An experience letter is written by an insurance company that has covered you in the past. The letter details your record with them.
Learn more about experience letters in insurance. Discover when you might need one, what they include, and how they can save you money.
What Is an Experience Letter for Insurance?
An experience letter can help you prove your insurance history. This is helpful when you are looking for new insurance. It can also be useful when you move to a new country and want the best rate possible.
Sometimes insurance providers may not want to cover you. This is often true if you haven't had insurance for a while or have factors that make you a risk to insure. An experience letter is a way to prove that you are a safe risk.
- Alternate names: letter of experience, letter of claims experience, proof of prior insurance
How Experience Letters Work
You can think of an experience letter like a letter of recommendation for an insurance company. This is your former insurance company's way of "vouching" for you. It is often sent to new insurance companies that do not know you.
The letter will outline what type of coverage you had and for how long. It will include any claims or lapses in coverage.
Having a letter of experience that shows a strong history of coverage can provide you with insurance discounts. This is most true if you don't have many or any claims. It can also help you get insurance if you are having trouble finding someone willing to cover you.
All you need to do to get a letter of experience is to ask your insurance company. Don't worry if you haven't been insured for a couple of years. You can still call your last insurance company and ask them to send you one.
Here's how experience letters could help you save money on your insurance.
When an insurance company sets the cost of your insurance or yearly premium, it will look at many factors to come up with the price of your plan. These include personal information like risk factors or your insurance credit score.
The company will also consider your insurance history. This means how long you've been insured and how many claims you've made.
Insurance history is where experience letters come into play.
Who Needs an Experience Letter?
If you've always been insured in recent years, you probably won't need a letter of experience. That's because this process is mostly done by a program called the Comprehensive Loss Underwriting Exchange (CLUE).

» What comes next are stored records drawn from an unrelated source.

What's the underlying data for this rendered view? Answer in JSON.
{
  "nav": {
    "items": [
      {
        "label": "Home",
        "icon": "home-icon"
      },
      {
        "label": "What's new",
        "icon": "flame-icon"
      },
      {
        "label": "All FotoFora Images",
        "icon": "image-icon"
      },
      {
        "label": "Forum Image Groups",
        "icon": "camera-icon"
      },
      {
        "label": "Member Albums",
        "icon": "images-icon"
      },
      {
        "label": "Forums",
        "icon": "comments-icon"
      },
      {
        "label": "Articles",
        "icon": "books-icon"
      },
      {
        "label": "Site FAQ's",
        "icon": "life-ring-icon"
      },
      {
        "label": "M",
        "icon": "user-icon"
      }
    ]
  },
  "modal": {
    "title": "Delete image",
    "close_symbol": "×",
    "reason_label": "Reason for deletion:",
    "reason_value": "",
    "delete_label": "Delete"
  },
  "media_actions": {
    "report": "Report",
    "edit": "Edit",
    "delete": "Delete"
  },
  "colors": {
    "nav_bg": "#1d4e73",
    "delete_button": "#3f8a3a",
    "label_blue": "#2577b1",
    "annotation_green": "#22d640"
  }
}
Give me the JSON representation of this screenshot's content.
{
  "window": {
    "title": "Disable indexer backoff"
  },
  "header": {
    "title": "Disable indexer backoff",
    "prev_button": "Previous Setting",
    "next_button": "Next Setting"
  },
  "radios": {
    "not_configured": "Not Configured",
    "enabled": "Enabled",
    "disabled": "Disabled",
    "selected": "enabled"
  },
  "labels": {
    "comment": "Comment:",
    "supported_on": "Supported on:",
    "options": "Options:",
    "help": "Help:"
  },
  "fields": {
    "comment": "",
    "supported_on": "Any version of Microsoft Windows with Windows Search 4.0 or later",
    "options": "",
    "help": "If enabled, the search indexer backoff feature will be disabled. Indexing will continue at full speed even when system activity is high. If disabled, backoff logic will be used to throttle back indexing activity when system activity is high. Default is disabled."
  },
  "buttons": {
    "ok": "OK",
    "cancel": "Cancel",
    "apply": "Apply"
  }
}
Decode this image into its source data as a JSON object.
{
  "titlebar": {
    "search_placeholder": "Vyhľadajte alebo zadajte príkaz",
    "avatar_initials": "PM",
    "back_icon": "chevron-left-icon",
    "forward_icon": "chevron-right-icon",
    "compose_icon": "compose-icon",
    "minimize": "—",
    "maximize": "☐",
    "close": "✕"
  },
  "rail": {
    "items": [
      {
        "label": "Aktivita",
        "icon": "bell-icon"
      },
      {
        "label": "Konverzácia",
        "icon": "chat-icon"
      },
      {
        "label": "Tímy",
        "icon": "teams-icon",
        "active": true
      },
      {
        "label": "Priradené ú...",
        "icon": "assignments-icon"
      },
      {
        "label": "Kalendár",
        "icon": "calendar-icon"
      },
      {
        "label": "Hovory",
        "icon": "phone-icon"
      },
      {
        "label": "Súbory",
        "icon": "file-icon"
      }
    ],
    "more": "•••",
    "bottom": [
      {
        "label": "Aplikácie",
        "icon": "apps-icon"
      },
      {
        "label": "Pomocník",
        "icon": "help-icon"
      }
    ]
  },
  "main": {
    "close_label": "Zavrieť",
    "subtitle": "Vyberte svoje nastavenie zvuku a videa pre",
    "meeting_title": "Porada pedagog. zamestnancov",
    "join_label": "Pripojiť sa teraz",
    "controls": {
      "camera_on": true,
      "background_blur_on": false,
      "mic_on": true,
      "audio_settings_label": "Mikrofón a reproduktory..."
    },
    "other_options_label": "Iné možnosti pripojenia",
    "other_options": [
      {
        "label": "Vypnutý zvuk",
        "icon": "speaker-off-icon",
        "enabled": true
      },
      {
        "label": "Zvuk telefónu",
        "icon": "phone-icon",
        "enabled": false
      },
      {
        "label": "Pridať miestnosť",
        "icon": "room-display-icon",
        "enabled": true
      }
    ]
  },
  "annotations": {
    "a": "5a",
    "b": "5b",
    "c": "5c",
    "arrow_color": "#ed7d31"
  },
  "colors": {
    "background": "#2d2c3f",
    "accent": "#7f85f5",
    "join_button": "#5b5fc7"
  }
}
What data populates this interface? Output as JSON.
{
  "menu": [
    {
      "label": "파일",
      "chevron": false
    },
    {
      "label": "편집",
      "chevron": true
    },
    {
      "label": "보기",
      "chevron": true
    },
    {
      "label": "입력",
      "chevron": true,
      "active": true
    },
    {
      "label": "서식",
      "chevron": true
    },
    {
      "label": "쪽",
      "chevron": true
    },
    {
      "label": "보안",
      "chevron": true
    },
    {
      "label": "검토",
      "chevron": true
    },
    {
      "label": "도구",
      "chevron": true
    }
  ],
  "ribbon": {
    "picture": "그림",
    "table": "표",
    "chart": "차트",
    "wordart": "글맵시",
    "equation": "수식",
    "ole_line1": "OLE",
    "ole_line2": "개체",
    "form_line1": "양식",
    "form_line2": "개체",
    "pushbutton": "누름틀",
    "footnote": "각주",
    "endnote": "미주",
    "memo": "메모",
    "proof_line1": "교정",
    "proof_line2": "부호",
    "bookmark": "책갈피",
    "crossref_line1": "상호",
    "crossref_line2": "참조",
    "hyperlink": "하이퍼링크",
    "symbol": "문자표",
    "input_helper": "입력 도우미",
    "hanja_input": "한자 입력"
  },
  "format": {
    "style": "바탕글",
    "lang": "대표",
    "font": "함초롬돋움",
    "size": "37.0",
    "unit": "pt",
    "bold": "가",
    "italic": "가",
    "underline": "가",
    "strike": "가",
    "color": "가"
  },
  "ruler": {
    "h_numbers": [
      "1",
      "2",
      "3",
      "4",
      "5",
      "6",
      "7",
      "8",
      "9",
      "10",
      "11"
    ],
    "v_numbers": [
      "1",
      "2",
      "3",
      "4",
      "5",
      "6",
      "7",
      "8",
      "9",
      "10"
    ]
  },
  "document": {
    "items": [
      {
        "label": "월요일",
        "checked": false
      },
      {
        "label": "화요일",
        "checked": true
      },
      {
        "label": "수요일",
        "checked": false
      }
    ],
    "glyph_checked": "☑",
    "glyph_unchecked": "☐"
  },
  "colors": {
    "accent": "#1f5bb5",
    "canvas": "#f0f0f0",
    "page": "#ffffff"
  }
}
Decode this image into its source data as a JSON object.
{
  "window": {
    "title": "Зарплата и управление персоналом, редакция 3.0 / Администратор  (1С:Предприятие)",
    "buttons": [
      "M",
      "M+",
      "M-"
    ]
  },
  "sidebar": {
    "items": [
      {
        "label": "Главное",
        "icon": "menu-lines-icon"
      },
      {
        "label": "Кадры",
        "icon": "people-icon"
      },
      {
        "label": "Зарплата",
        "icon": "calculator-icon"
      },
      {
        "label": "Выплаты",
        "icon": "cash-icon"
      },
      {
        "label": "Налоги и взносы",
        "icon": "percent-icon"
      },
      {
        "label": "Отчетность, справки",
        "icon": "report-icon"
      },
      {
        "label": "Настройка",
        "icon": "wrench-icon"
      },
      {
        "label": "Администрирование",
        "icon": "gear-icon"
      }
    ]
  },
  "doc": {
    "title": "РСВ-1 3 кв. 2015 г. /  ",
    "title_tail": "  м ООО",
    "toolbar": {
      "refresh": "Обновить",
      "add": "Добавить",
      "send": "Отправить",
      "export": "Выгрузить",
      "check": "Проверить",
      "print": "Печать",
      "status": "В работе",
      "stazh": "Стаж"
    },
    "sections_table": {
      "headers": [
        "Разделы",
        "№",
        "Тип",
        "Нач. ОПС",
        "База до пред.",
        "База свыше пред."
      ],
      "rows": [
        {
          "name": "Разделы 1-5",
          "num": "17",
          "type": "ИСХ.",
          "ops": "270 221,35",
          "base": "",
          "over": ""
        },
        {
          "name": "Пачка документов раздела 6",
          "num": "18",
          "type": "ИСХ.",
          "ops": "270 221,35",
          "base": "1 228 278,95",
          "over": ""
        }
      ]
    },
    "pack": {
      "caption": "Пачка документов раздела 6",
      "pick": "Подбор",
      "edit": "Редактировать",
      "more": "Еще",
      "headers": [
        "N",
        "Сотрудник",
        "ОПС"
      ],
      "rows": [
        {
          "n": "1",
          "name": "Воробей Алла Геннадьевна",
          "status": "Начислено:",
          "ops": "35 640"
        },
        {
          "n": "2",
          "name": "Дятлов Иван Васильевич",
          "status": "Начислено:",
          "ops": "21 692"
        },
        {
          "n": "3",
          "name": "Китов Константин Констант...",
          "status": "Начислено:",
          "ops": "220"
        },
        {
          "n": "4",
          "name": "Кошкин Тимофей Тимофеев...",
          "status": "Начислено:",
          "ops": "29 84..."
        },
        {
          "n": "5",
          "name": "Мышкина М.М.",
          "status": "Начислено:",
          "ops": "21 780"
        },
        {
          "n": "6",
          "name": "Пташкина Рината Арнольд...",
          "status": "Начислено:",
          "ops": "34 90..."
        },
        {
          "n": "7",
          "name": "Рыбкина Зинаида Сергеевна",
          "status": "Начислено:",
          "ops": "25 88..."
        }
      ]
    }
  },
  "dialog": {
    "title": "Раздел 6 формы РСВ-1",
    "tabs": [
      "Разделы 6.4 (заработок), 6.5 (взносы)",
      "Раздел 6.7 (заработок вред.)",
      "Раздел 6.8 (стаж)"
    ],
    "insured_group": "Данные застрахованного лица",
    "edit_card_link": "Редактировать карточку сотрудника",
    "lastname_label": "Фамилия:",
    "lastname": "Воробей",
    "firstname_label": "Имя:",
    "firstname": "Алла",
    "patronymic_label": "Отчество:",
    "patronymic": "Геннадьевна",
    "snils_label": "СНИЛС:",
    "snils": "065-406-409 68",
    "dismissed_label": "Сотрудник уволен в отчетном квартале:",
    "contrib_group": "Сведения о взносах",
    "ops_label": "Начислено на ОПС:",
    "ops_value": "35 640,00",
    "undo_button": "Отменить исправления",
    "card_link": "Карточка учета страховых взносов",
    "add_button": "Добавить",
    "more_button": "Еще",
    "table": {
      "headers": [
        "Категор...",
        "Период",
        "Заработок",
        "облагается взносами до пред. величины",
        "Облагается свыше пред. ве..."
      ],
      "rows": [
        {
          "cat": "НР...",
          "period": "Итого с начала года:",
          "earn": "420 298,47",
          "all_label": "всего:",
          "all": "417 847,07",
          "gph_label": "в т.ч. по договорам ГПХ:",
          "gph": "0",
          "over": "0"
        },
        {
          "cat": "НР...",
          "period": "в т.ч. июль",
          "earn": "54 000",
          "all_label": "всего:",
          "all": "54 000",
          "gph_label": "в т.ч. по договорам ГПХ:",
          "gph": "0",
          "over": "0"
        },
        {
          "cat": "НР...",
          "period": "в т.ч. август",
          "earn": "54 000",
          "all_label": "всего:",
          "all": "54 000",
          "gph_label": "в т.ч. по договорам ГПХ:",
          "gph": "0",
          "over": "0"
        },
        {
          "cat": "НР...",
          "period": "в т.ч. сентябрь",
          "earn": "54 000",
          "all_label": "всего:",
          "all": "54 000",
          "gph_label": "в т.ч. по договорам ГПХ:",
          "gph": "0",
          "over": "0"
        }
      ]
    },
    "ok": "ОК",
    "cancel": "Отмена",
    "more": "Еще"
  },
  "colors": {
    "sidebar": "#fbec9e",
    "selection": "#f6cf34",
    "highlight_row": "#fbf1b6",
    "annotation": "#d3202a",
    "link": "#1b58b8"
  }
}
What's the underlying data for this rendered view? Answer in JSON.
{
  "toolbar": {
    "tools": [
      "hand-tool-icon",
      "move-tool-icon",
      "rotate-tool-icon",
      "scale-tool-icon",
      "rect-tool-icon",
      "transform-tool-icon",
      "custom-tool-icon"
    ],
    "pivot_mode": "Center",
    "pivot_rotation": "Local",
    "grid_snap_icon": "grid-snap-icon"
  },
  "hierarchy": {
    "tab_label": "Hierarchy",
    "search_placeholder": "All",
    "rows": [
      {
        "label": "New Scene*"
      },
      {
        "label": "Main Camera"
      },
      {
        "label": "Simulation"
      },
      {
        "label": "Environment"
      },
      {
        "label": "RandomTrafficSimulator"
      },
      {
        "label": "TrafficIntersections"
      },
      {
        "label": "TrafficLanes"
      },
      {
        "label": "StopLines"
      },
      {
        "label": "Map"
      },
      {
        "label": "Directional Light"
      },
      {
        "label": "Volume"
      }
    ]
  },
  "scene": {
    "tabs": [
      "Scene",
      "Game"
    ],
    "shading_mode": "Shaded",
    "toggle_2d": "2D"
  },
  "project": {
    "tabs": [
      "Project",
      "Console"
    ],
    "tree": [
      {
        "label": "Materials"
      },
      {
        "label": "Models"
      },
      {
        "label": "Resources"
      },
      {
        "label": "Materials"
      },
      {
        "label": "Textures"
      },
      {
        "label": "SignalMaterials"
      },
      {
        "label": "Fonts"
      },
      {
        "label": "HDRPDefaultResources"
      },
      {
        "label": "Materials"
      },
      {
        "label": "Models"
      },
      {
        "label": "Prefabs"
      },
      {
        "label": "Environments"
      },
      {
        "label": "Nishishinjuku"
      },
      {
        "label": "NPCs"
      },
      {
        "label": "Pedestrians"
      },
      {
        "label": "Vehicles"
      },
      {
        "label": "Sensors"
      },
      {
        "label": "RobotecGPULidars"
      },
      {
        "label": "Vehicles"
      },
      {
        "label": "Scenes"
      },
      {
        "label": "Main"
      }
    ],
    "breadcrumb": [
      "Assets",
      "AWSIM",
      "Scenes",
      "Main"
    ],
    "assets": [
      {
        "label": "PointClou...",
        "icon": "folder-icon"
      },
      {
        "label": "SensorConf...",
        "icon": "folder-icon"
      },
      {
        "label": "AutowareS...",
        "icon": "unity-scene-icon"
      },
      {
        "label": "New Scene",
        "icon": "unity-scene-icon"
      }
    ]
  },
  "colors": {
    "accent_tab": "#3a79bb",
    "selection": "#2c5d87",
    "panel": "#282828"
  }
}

Insurance companies report your history to CLUE. When you sign up with a new insurance company, they will request your CLUE report. This allows them to check your information.
If an insurance company needs a letter of experience, they often will ask for one. Common reasons for this include:
- Moving to a new country
- Lack of insurance for a few years
- Further need to prove or dispute claims on record
- Never being the primary person insured (such as teens, college students, or people who are divorced and used to be on a family member's plan)
If you are having trouble getting covered, you can also choose to provide an experience letter. This may sway the company in your favor.
What Is Included in an Experience Letter?
A letter of experience will contain all the information an insurance company needs to set the cost of your plan. Each insurance company has its own way of creating these letters. Often, though, there are some common things you can expect to find in them.
The letter should include details of what was covered. If you insured a home, it will state the address of the "risk" insured. For car insurance, it may state the vehicle and serial number.
It will also list all the names that were on the plan. This includes the owner of the property or car or the person who held the health plan through their job. It may also include other people, such as when a car insurance plan covers more than one driver.
If a home policy included additional named insured in special clauses, you may request a letter of experience for them as well.
The letter would also detail when you had coverage, such as effective dates and end dates. It may explain why your policy ended. If it was canceled for nonpayment, or if you owe money for your premiums, this may show up.
Any claims paid during the time of insurance will be listed. It will also have details of the cause of the claim and how much was paid.
If you never had any claims, then it should state, "there were no claims paid during the period." If there were claims for more than one person, it should list who was responsible for each one. You may request separate letters for each person.
Why Get an Insurance Experience Letter?
The more insurance history you have, the less of a risk you are seen as by insurance companies. That's why things like having renters insurance before you buy your first home insurance plan can save you money.
When you can prove a history of being insured, it will often result in lower costs. This is most true if you can prove you haven't made many claims.
Multiple small claims may make underwriters nervous about insuring you. On the other hand, seeing you had no claims will often get you a discount.
Not all insurance companies require an experience letter. If you are not sure, ask your company if a letter of claims experience or insurance history would help.
When an Experience Letter Won't Help
Even if you took all the right steps and requested your letter of experience, that doesn't change what's included in your letter. It also doesn't mean you will always get cheaper coverage.
Each insurance company has a system for setting its prices. That system means your letter of experience may or may not give you the discount you were expecting.
Your letter of experience may show 18 months of good standing. But your new insurance company may only give a claims-free discount after three years. If that's the case, you'll still have to wait a year and a half to get that discount.
There are many factors that impact insurance company prices. Sometimes subtle things can have a big impact on the price you pay. It's often best to shop around and contact customer service to find the best plan and price for you.
- An experience letter is written by an insurance company that has insured you in the past, much like a letter of recommendation.
- If you've always been insured in recent years, you often won't need a letter of experience unless an insurance company asks for it.
- Experience letters contain all the information an insurance company needs to set your premiums.
- How your insurance company sets prices means that the information in your letter of experience may or may not give you the discount you were hoping for.